Die Songs von Regina Spektor sind melancholisch oder sogar herzzerreißend, sie können aber auch lustig sein, voller Humor oder auch beißend satirisch. Oft ist der Wechsel schnell und fast wie im Fiebertraum, und Genres gibt es sowieso nicht wirklich in der Musik von Regina Spektor. Weniger „grell“ als früher ist ihre Musik nun, dafür experimentierfreudiger.

Einen dieser Songs vom neuen Album kennen Regina-Spektor-Fans bereits von der einen oder anderen Livedarbietung, nämlich „Becoming All Alone“ - mit dieser die Empathie beschwörenden Textzeile „You have a heart, why don’t you use it“. Endlich hat der Song nun auch auf einem Album ein Zuhause gefunden, genauso wie ein anderer, den Regina in den letzten Jahren immer wieder bei Konzerten spielte, nämlich „Raindrops“.

„Raindrops“ ist ein vom Klavier angetriebener Song - Regina Spektor spielt neben Piano ja auch Gitarre. „Space Time Fairytale“ ist eine eklektische neun-minütige Piano-Ballade, furchtloser Sci-fi-Existentialismus - ein Herzstück vom neuen Album. „One Man’s Prayer“ hat dramatische Vocals, Streicherarrangements und anschwellende Synths. Inhaltlich geht es um einen Typen, der eine Frau benutzt, um sein Ego zu befriedigen.

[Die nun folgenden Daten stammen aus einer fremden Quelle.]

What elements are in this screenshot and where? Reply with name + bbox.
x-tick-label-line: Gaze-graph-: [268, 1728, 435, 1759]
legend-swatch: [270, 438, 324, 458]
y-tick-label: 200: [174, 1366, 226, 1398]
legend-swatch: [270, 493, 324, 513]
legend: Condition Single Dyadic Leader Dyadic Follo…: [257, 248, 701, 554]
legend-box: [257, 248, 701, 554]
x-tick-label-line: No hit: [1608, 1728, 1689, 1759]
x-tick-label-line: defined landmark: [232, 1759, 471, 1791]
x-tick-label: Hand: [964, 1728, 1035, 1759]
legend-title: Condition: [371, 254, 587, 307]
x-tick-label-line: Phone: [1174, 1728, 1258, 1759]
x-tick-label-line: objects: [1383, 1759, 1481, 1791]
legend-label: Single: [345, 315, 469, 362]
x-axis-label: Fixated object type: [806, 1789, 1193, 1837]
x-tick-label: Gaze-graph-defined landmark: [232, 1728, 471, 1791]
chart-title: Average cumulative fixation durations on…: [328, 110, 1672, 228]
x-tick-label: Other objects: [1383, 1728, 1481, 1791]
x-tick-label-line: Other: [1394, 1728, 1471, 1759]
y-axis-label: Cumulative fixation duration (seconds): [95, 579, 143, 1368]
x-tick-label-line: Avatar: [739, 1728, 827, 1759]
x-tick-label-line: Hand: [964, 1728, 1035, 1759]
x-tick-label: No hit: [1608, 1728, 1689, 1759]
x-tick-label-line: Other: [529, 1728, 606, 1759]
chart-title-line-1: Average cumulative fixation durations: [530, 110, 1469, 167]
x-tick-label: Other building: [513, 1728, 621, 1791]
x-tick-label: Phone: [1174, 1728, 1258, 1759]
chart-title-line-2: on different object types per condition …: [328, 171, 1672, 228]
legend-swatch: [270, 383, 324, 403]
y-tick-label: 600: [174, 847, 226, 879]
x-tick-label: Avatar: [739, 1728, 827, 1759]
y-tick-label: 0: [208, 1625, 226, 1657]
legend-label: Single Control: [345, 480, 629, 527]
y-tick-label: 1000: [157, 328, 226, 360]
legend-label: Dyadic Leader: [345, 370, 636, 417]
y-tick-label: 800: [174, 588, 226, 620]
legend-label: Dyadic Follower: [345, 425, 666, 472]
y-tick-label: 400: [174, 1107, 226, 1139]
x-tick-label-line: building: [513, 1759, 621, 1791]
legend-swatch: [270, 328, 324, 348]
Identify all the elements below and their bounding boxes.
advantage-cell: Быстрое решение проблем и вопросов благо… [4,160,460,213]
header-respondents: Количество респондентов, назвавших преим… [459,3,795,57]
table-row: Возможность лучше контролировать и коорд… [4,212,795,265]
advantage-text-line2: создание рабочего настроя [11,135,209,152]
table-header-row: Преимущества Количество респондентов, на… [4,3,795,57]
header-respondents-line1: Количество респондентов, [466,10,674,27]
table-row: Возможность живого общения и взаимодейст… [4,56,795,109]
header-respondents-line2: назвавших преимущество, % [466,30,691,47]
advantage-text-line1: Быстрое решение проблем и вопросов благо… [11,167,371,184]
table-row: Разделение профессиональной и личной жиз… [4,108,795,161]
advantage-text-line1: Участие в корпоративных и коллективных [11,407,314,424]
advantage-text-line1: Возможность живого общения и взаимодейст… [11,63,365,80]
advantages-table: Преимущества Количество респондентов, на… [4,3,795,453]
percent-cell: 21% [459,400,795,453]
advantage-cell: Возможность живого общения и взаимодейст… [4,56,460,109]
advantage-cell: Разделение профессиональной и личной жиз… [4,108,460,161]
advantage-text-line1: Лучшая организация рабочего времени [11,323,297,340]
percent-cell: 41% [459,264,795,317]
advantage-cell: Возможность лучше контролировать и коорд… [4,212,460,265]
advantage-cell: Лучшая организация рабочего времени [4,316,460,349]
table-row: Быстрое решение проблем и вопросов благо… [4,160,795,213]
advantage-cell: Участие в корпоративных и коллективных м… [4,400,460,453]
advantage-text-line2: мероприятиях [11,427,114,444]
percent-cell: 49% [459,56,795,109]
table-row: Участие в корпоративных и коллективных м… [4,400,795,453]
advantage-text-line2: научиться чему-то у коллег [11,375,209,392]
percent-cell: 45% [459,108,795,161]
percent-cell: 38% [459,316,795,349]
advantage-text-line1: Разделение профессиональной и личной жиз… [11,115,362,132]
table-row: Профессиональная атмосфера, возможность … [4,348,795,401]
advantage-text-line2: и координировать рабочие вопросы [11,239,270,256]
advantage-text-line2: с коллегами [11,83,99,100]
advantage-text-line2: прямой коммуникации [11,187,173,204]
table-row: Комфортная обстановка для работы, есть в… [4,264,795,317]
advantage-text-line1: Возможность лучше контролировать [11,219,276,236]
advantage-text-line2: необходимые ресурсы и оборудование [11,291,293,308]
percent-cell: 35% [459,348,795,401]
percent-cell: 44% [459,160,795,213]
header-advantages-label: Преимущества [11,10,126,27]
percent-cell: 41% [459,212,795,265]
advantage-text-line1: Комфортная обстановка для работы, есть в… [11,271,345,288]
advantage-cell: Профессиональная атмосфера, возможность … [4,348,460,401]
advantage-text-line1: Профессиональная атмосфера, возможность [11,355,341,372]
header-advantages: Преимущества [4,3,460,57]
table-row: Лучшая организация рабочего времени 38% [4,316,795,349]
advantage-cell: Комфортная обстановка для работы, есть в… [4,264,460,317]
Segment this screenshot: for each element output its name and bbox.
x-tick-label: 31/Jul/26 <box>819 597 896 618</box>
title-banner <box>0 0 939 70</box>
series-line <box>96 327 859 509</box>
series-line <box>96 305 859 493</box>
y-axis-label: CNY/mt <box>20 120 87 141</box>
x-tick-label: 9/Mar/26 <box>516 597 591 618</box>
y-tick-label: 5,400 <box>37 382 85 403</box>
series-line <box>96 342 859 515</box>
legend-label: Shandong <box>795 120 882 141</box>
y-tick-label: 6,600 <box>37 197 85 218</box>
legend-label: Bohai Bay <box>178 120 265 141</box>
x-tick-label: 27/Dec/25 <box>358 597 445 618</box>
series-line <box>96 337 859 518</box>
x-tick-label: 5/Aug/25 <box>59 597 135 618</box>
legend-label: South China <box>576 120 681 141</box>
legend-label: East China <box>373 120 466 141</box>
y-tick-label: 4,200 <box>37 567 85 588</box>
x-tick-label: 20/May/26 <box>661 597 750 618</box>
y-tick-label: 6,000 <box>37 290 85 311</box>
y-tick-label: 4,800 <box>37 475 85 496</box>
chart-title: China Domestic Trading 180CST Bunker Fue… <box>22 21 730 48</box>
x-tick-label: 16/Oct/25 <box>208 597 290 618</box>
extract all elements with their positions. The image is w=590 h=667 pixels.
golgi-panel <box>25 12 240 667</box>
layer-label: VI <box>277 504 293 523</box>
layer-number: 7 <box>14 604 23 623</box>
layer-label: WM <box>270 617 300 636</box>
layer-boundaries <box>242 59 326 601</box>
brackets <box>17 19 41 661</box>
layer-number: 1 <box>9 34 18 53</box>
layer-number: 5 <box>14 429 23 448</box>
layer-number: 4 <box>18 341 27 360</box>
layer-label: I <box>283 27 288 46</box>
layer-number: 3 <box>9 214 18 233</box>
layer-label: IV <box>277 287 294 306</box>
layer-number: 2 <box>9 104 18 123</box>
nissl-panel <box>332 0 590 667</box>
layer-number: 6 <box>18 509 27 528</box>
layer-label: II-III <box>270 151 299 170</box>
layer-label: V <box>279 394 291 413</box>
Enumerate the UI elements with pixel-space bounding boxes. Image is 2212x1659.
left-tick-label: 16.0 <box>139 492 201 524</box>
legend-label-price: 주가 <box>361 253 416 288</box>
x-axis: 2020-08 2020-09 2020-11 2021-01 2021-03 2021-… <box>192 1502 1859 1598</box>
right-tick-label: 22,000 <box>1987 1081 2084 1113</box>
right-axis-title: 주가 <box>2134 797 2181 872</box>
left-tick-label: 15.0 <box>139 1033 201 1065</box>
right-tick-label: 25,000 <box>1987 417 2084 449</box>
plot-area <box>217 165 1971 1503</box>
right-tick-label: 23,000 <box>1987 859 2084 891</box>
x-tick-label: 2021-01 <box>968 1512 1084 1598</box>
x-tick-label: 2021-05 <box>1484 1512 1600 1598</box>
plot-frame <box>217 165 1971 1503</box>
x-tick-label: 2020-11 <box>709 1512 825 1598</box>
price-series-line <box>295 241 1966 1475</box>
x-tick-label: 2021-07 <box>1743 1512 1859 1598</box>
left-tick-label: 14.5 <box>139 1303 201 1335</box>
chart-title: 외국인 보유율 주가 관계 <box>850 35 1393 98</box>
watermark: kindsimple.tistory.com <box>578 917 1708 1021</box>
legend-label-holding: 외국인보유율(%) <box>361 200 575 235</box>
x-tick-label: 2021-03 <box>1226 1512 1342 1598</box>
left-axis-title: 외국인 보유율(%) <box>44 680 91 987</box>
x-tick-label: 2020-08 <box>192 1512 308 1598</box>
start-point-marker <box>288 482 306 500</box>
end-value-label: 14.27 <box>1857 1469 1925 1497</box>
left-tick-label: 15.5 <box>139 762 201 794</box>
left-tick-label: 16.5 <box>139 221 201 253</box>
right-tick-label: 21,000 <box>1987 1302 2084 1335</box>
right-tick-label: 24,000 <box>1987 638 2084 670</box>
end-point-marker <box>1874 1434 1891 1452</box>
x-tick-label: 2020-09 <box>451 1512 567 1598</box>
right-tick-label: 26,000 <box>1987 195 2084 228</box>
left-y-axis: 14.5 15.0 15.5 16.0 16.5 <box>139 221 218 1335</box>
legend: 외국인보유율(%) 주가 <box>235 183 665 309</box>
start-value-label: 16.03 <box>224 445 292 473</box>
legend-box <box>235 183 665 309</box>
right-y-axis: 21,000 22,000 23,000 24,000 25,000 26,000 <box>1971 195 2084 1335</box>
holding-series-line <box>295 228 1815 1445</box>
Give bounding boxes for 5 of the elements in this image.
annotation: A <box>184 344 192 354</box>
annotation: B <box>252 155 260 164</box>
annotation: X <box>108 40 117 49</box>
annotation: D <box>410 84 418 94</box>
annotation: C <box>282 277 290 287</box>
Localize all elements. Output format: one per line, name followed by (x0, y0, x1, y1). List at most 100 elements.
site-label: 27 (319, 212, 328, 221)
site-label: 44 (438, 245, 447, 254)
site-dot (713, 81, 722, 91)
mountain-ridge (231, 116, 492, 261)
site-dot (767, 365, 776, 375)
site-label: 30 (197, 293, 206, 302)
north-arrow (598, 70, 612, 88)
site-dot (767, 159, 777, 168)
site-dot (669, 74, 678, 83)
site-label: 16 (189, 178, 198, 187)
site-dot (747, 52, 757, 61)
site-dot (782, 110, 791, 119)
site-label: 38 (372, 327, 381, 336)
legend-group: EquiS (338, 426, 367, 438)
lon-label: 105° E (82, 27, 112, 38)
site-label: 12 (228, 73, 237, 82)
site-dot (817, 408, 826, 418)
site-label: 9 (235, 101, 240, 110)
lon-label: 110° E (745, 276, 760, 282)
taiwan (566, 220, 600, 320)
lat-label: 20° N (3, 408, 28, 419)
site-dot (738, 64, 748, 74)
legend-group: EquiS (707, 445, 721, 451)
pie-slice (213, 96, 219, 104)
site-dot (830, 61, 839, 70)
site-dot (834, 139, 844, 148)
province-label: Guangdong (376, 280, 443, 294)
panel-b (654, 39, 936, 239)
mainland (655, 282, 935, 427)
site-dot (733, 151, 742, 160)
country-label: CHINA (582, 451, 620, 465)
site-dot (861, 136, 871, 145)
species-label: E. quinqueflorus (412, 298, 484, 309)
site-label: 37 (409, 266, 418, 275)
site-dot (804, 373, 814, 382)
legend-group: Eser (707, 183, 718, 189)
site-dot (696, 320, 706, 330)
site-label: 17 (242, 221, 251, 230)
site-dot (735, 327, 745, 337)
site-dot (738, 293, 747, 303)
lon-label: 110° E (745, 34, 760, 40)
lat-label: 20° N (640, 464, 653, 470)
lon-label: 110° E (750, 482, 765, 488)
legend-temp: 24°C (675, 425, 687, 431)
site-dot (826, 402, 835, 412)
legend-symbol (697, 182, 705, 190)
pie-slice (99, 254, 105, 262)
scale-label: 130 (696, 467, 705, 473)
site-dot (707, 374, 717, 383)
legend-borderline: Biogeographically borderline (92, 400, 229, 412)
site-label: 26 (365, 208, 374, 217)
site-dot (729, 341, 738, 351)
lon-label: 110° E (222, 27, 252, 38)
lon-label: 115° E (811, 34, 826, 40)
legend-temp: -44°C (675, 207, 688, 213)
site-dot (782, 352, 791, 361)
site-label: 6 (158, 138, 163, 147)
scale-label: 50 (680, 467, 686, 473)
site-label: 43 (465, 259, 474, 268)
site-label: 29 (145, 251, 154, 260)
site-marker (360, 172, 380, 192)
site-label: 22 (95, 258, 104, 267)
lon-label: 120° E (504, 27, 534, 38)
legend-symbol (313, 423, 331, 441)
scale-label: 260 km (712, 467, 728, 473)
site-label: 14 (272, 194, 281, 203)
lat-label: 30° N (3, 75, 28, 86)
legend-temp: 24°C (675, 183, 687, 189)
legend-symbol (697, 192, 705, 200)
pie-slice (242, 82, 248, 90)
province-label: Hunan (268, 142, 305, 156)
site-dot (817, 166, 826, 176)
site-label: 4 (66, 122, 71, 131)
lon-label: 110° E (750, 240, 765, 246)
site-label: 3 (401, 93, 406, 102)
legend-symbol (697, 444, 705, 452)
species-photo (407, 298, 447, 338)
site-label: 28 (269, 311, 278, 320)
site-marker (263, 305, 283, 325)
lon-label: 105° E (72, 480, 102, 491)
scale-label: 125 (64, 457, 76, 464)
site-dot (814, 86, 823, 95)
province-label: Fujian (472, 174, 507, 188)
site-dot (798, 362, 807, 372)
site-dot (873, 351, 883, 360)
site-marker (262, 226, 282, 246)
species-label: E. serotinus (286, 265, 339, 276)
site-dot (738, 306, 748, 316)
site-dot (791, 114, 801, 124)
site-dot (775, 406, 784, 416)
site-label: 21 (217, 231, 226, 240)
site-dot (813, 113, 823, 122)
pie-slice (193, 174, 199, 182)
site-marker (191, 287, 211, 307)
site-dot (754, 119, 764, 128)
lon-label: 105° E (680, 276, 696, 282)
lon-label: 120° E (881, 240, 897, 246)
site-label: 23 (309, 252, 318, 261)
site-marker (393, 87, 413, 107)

Das ins Ohr gehende und ein wenig an St. Vincent erinnernde „Sugar Man“ hat ein ähnliches Thema wie „One Man’s Prayer“ und ist perfektes, absurdes Drama. „Loveology“ wiederum ist ein klassischer Regina-Spektor-Song. Bei „Up The Mountain“ mixt Regina frühen 00er-Jahre-Pop und Hip-Hop, wechselt zwischen Sprechgesang und Rap.

„Through A Door“ ist mit seinem plätschernden Piano, dem schmetternden Refrain und den mitreißenden Strings ein wenig Broadway. „Hearts can travel through closed doors“, singt Regina Spektor - „they can wander empty halls“, und weiter heißt es: „If you let your heart go free, it will always come back full home.“ Zuhause ist dort, wo ein Licht brennt, auch wenn du länger weg warst: „Home is where the light’s on, no matter how long you been gone ... the world had changed a little bit.“

„Through A Door“ ist also ein wenig der Song, der dem Album „Home, Before And After“, den Titel gibt. Das Zuhause vor und nach der Pandemie, das Zuhause vor und nach dem Tod des Vaters, das Zuhause in der alten Heimat Russland - vor und nach dem Angriff auf die Ukraine. Der Albumtitel „Home, Before And After“ kann mannigfaltig interpretiert werden. Eines ist jedenfalls laut Regina Spektor gewiss: „Hearts can travel through hard times.“ Ihre achte Platte - eine absolute Herzensangelegenheit.